La voix de Cécile Galois se prête au rôle d’Annina, servante de Violetta jouant majoritairement dans une forme de déclamation. La diction est précise, à l’exception de quelques phrases plus aiguës où -couverture oblige- le texte se perd. Elle soutient néanmoins pleinement l’intensité émotionnelle de ses ensembles.
Retrouvez très prochainement notre compte-rendu de la seconde distribution, permettant d’apprécier les voix d’autres protagonistes et les secondes performances des comprimarii
Flora, courtisane amie de Violetta est incarnée par Victoire Bunel. Séduisante et sulfureuse à souhait dans sa robe dorée aux mille reflets luisants, elle joue son rôle et l'installe de sa voix claire, sonore et chaleureuse, avec sa diction précise.
Pierre-Emmanuel Roubet installe son élégance scénique en Gastone, vicomte de Letorières. Son ténor plutôt léger sert son rôle d’entremetteur, de commentateur et d’homme du monde. Jean-Luc Ballestra est un Baron Douphol à la voix bien placée, aux couleurs un peu sombres, convenant bien au caractère plutôt jaloux et vindicatif du personnage. Le Marquis d’Obigny est interprété par Guilhem Worms d’une large voix de basse, avec une présence visible notable, mais la rondeur de ses voyelles, notamment dans les médiums, peut parfois nuire à l’intelligibilité du texte.
Sulkhan Jaiani remplit méticuleusement son office de Docteur Grenvil dans sa franche simplicité : la voix est placée sur la juste intensité que l’action commande. Enfin, du côté des trois petits rôles confiés à des artistes issus des chœurs, Hun Kim en Giuseppe sert Violetta de son ténor efficace, le serviteur de Flora, Thierry Vincent, marque d’une basse tonitruant avec clarté son unique phrase dans le paysage sonore touffu de la fête, et le baryton-basse-messager Bruno Vincent a un timbre charmant.
L’Orchestre du Capitole placé sous la direction dynamique et souriante de Michele Spotti (prochain Directeur musical de l'Opéra de Marseille et qui fait ici ses débuts au Capitole, tout comme cette Violetta) rend les contrastes de la partition de Verdi, depuis la plus douce tendresse, jusqu’aux forte les plus tonitruants où cuivres et timbales font résonner leurs timbres chaleureux. Les nombreux passages pizzicati (cordes pincées) sont assurés avec une grande précision et servent la musicalité générale irréprochable, mais l’ensemble couvre parfois les piani expressifs des chanteurs.

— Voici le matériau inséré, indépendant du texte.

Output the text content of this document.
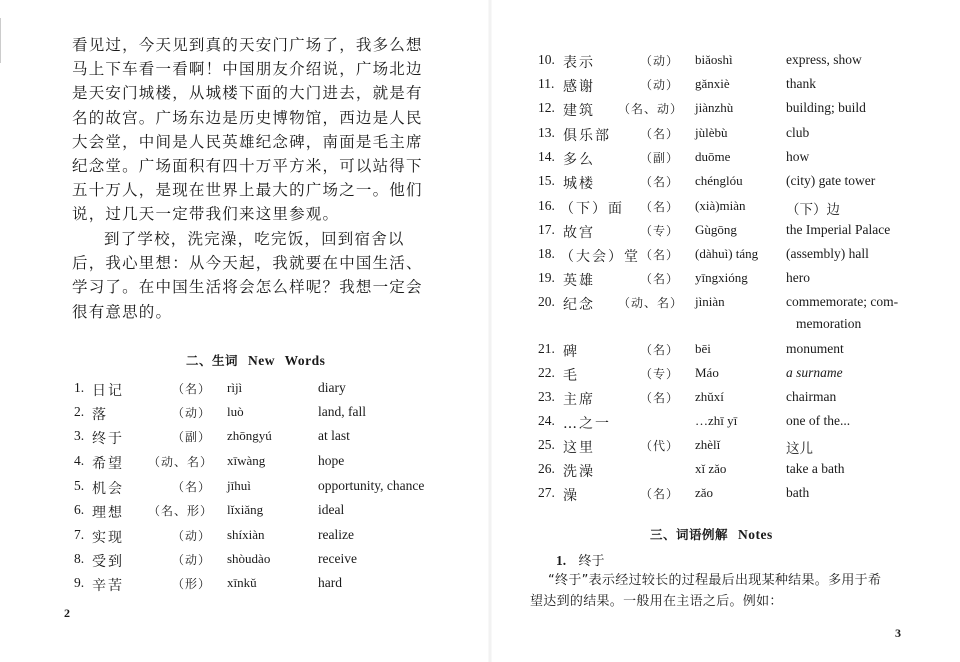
看见过，今天见到真的天安门广场了，我多么想
马上下车看一看啊！中国朋友介绍说，广场北边
是天安门城楼，从城楼下面的大门进去，就是有
名的故宫。广场东边是历史博物馆，西边是人民
大会堂，中间是人民英雄纪念碑，南面是毛主席
纪念堂。广场面积有四十万平方米，可以站得下
五十万人，是现在世界上最大的广场之一。他们
说，过几天一定带我们来这里参观。
到了学校，洗完澡，吃完饭，回到宿舍以
后，我心里想：从今天起，我就要在中国生活、
学习了。在中国生活将会怎么样呢？我想一定会
很有意思的。
二、生词 New Words
1. 日记	（名） rìjì	diary
2. 落	（动） luò	land, fall
3. 终于	（副） zhōngyú	at last
4. 希望 （动、名） xīwàng	hope
5. 机会	（名） jīhuì	opportunity, chance
6. 理想 （名、形） lǐxiǎng	ideal
7. 实现	（动） shíxiàn	realize
8. 受到	（动） shòudào	receive
9. 辛苦	（形） xīnkǔ	hard
2
10. 表示	（动） biǎoshì	express, show
11. 感谢	（动） gǎnxiè	thank
12. 建筑 （名、动） jiànzhù	building; build
13. 俱乐部 （名） jùlèbù	club
14. 多么	（副） duōme	how
15. 城楼	（名） chénglóu	(city) gate tower
16. （下）面 （名） (xià)miàn	（下）边
17. 故宫	（专） Gùgōng	the Imperial Palace
18. （大会）堂 （名） (dàhuì) táng (assembly) hall
19. 英雄	（名） yīngxióng	hero
20. 纪念 （动、名） jìniàn	commemorate; com-
memoration
21. 碑	（名） bēi	monument
22. 毛	（专） Máo	a surname
23. 主席	（名） zhǔxí	chairman
24. …之一	…zhī yī	one of the...
25. 这里	（代） zhèlǐ	这儿
26. 洗澡	xǐ zǎo	take a bath
27. 澡	（名） zǎo	bath
三、词语例解 Notes
1. 终于
“终于”表示经过较长的过程最后出现某种结果。多用于希
望达到的结果。一般用在主语之后。例如：
3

Le Chœur du Capitole, préparé par Gabriel Bourgoin, est dans son élément avec la musique de Verdi : tout particulièrement les chœurs festifs et éclatants de La Traviata où les chanteurs peuvent s’en donner à c(h)œur joie et laisser sonner leurs larges voix sur ces mélodies aux allures populaires tout en se prêtant au jeu de la fête.
Le public du Capitole offre un accueil enchanté à ce spectacle qui épouse la dramaturgie de la pièce, tout en se démarquant par ses tableaux contrastés : un alliage qui est visiblement allé droit au cœur.